EL ARCO DE ODISEO, Pecado original, por Marcos Muelas
En mis primeros recuerdos la protagonista es mi madre. Grita y patalea desesperada mientras me arrancan de su lado. Su cara está borrosa y ni siquiera sabría decir de qué color es su pelo. Esto se debe a que quizá no sea un recuerdo real, sino fruto de cómo me imagine la escena durante los años de mi infancia. Sea como sea, yo debía de ser apenas un bebé cuando esto sucedió, así que no debería fiarme de esos recuerdos.
Lo que sí que puedo recordar con total seguridad fue el orfanato donde me criaron. Un lugar inmoral, un limbo creado para nosotros, considerados niños sin alma o peor aún, el fruto del mayor de los pecados. Nuestro pecado original no podía ser redimido, o al menos reducido, con el bautismo. No, el pecado que se nos impuso fue el de nuestros padres y su condena, quedó ligada a nosotros para siempre. Una bola y una cadena invisible atada de por vida a nuestros pequeños tobillos. Pero su peso era totalmente real y tantas décadas después, aún nos arrastra.
A mi padre nunca lo conocí. Fueron los cuidadores los que mostraron especial interés en hacernos saber que todos nuestros padres fueron nazis, y nuestras madres unas fulanas que traicionaron a su país emparejándose con ellos. Quizá, hoy día parezca demasiado duro creer que esa fue la primera lección que nos enseñaron en el orfanato, pero así fue. Ese hecho se convirtió en nuestro primer mandamiento.
En 1940 las tropas alemanas invadieron Noruega y su estancia se prolongó hasta 1945, cuando fueron derrotados en Europa. Los ocupantes se rindieron y fueron juzgados.
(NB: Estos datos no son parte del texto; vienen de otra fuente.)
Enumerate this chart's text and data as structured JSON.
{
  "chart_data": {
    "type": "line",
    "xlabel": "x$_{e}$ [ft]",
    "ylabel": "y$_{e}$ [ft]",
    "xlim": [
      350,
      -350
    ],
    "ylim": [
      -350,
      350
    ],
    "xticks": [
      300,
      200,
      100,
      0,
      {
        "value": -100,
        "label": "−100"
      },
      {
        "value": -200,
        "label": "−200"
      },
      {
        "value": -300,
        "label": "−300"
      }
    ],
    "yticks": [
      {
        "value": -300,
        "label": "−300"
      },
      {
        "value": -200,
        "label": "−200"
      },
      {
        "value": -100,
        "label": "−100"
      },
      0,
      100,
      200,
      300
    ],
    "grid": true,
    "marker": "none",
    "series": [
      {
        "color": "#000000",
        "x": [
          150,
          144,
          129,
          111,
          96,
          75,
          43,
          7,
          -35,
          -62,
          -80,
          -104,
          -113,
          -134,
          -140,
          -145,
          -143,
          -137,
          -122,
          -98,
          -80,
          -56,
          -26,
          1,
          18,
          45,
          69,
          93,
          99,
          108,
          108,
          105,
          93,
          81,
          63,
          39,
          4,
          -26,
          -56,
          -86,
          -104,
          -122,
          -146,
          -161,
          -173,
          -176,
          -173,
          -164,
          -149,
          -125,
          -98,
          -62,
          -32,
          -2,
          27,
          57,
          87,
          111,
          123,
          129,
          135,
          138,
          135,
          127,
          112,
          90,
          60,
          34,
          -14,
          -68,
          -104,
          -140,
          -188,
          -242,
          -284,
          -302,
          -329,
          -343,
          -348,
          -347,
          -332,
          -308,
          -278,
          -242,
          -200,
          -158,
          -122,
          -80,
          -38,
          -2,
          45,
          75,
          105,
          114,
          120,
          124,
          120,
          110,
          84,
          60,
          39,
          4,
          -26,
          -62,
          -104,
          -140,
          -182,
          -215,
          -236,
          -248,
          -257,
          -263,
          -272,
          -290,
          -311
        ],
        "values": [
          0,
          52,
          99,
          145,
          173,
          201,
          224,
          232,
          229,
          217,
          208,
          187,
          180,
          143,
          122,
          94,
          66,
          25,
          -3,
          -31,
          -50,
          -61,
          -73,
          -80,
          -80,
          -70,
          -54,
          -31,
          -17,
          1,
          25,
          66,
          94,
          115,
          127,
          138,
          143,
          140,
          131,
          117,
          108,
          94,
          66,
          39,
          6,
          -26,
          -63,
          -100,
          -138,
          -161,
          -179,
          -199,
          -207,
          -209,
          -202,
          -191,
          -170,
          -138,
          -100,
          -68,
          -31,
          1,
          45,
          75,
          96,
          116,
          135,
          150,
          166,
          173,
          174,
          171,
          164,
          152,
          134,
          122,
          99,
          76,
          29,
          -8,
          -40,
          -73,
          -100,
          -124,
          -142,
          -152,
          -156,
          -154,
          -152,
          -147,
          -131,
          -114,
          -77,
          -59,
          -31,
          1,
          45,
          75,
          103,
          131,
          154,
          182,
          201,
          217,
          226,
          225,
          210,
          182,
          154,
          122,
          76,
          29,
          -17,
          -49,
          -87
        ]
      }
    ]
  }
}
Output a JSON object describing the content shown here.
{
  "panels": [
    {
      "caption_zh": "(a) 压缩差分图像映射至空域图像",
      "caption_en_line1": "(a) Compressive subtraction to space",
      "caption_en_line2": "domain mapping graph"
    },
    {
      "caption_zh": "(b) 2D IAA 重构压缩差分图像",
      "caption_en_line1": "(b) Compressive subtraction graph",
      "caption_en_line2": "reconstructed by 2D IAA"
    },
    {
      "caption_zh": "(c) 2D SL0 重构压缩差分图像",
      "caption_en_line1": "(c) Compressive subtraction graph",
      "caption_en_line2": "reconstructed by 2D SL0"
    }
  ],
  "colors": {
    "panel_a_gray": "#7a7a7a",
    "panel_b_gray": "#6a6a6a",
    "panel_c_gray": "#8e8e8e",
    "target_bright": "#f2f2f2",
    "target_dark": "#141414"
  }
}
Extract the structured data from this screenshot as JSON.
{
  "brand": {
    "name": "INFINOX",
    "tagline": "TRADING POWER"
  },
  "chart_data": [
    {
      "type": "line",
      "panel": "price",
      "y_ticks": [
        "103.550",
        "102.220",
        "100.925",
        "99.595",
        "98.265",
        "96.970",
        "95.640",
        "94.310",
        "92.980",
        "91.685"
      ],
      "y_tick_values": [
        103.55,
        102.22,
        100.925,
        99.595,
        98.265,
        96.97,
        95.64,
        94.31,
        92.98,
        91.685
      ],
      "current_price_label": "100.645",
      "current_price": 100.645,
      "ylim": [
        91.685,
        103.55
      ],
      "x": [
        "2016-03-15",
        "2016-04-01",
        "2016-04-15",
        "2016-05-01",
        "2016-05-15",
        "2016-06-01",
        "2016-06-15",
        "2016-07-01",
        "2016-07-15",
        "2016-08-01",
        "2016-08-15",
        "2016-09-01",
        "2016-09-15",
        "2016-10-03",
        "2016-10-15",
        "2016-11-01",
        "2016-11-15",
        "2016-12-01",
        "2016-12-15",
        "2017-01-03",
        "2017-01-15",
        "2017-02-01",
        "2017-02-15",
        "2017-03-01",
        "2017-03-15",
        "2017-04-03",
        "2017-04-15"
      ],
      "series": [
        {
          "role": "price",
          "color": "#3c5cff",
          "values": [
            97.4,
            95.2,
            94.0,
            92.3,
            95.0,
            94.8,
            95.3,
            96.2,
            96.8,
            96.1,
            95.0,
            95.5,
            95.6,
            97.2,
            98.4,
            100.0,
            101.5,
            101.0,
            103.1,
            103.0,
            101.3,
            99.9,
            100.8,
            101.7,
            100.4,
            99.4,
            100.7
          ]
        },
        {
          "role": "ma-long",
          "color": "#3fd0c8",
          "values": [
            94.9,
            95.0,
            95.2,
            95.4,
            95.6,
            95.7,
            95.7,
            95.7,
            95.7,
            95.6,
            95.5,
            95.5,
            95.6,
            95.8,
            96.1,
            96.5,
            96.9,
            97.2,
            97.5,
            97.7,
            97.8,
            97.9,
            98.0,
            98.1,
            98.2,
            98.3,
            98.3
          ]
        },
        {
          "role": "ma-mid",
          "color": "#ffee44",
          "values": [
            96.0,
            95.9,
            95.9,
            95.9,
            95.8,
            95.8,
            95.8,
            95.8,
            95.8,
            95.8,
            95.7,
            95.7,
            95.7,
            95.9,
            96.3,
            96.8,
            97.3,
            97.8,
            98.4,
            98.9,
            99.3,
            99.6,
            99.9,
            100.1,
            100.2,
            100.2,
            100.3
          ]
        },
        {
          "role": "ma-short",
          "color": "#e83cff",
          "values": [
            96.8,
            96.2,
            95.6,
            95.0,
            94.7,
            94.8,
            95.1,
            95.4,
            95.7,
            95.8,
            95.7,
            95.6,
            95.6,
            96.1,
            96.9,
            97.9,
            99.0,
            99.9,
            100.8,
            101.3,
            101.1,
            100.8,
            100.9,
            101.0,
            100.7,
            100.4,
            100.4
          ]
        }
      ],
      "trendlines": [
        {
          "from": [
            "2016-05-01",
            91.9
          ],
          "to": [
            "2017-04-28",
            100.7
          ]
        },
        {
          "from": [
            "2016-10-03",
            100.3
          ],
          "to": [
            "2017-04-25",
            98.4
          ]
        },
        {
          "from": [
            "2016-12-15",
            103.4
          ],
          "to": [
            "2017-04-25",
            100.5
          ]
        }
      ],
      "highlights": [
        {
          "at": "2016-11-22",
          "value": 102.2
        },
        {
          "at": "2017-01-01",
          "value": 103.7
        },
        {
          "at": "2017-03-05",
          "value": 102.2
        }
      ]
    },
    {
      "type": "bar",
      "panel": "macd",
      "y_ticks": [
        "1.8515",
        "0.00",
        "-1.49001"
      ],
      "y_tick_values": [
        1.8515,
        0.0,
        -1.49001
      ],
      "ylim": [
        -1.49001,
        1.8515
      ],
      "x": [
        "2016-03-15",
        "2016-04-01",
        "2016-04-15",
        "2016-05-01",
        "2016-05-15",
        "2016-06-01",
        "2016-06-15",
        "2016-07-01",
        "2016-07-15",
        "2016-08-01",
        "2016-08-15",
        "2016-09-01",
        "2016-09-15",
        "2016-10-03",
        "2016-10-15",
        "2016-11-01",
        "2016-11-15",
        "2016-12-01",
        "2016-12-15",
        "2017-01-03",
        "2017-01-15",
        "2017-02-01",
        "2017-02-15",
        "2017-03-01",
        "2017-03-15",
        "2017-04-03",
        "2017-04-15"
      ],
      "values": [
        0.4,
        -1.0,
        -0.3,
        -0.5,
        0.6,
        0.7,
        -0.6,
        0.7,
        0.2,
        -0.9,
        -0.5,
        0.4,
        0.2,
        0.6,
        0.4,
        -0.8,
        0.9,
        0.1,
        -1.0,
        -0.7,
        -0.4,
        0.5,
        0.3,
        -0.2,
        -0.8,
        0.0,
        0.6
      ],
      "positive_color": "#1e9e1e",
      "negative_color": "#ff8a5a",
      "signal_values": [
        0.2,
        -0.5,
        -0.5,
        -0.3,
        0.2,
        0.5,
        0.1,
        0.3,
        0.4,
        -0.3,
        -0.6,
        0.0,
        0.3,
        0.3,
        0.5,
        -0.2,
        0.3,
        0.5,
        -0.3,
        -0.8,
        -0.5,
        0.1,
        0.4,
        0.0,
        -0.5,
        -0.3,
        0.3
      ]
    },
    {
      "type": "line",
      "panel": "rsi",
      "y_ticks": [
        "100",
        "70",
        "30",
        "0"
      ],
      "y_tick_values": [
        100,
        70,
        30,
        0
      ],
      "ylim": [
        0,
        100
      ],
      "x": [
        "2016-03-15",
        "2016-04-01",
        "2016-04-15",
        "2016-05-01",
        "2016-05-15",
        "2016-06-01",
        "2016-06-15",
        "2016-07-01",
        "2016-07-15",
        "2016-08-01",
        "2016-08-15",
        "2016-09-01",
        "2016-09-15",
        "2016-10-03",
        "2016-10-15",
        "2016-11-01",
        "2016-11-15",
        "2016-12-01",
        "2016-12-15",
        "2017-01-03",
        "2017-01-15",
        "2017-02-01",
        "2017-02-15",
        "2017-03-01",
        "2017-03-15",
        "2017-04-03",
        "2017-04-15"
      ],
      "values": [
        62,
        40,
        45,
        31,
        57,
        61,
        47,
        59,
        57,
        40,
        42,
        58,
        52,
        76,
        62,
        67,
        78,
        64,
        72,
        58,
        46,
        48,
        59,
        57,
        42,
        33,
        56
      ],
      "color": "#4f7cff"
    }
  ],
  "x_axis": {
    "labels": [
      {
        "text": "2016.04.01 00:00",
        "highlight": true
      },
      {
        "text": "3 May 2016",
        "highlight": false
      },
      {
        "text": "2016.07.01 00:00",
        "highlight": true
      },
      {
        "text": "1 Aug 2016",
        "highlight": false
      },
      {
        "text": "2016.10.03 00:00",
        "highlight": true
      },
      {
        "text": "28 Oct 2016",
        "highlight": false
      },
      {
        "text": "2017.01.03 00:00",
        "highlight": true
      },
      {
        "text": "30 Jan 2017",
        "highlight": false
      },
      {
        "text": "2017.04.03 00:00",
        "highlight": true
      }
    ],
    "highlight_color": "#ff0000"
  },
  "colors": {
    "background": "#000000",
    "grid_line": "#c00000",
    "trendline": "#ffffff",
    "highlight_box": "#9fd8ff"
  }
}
Algunos fueron encarcelados, otros ejecutados para deleite de los recién liberados. Luego llegó el turno de nuestras madres. Se les condenó por su relación con los alemanes, algo considerado como alta traición. Sus cabelleras fueron rapadas y desnudas fueron arrastradas por las calles, para mofa y escarnio público. Muchas fueron linchadas hasta la muerte, otras juzgadas y condenadas severamente.
Mas tarde, el país tuvo que enfrentarse a un problema del que no sería tan fácil ocuparse. Unos 10.000 niños habíamos nacido fruto de esas relaciones. Unos infantes diagnosticados como futuros traidores al país, con una semilla implantada en nuestros genes de forma congénita. Éramos la descendencia nazi, hijos de los mismos invasores que sometieron la tierra que nos vio nacer, lo que nos convertía en el constante recuerdo de la vergüenza y humillación del país.
Quizá por ello no hubo piedad para nosotros, ni siquiera una palabra agradable por parte de nuestros cuidadores. Ellos sólo veían la prole de sus enemigos, los que tanto les hicieron sufrir durante los cinco años de ocupación y sometimiento.
Al hacernos mayores, fuimos expulsados de los orfanatos para encontrarnos con el mundo real donde aún éramos repudiados y despreciados. Eso hizo que tratáramos de hacernos invisibles. Algunos cambiamos de ciudad y tratamos de llevar vidas anónimas que taparan nuestro estigma. Nos casamos, tuvimos hijos e incluso algunos tratamos de recuperar nuestros vínculos familiares con nuestros abuelos maternos, que en muchas ocasiones, nos rechazaron.
Tuvo que pasar medio siglo para que algunos de nosotros nos volviéramos a reunir. La televisión hizo eco de algunos grupos que habían organizado un encuentro para verde de nuevo. Los antiguos compañeros de orfanato confiaban que, tras tanto tiempo, la sociedad hubiera olvidado su crimen: nacer.
Nuestro grupo, en particular, solo compuesto por cinco miembros, lo hicimos de forma más anónima. Nos entristeció descubrir la alta tasa de suicidios que hubo entre nuestros compañeros durante los años posteriores a la guerra. No podíamos reprocharles nada. Ni siquiera nuestras nuevas familias sabían de esas reuniones. Yo, particularmente, jamás fui capaz de confesar a mi marido mis orígenes. Le hice creer que mis padres fueron víctimas de la guerra y tampoco creo alejarme mucho de la realidad. No era fácil olvidar una educación que nos hizo avergonzarnos de lo que éramos.
Pero, por alguna razón, cada vez que nos juntábamos en aquellas cafeterías sobrias que nos concedían anonimato, podíamos desprendernos de nuestras máscaras y vergüenza. Sin duda, durante esas breves horas, sentíamos que estábamos en casa.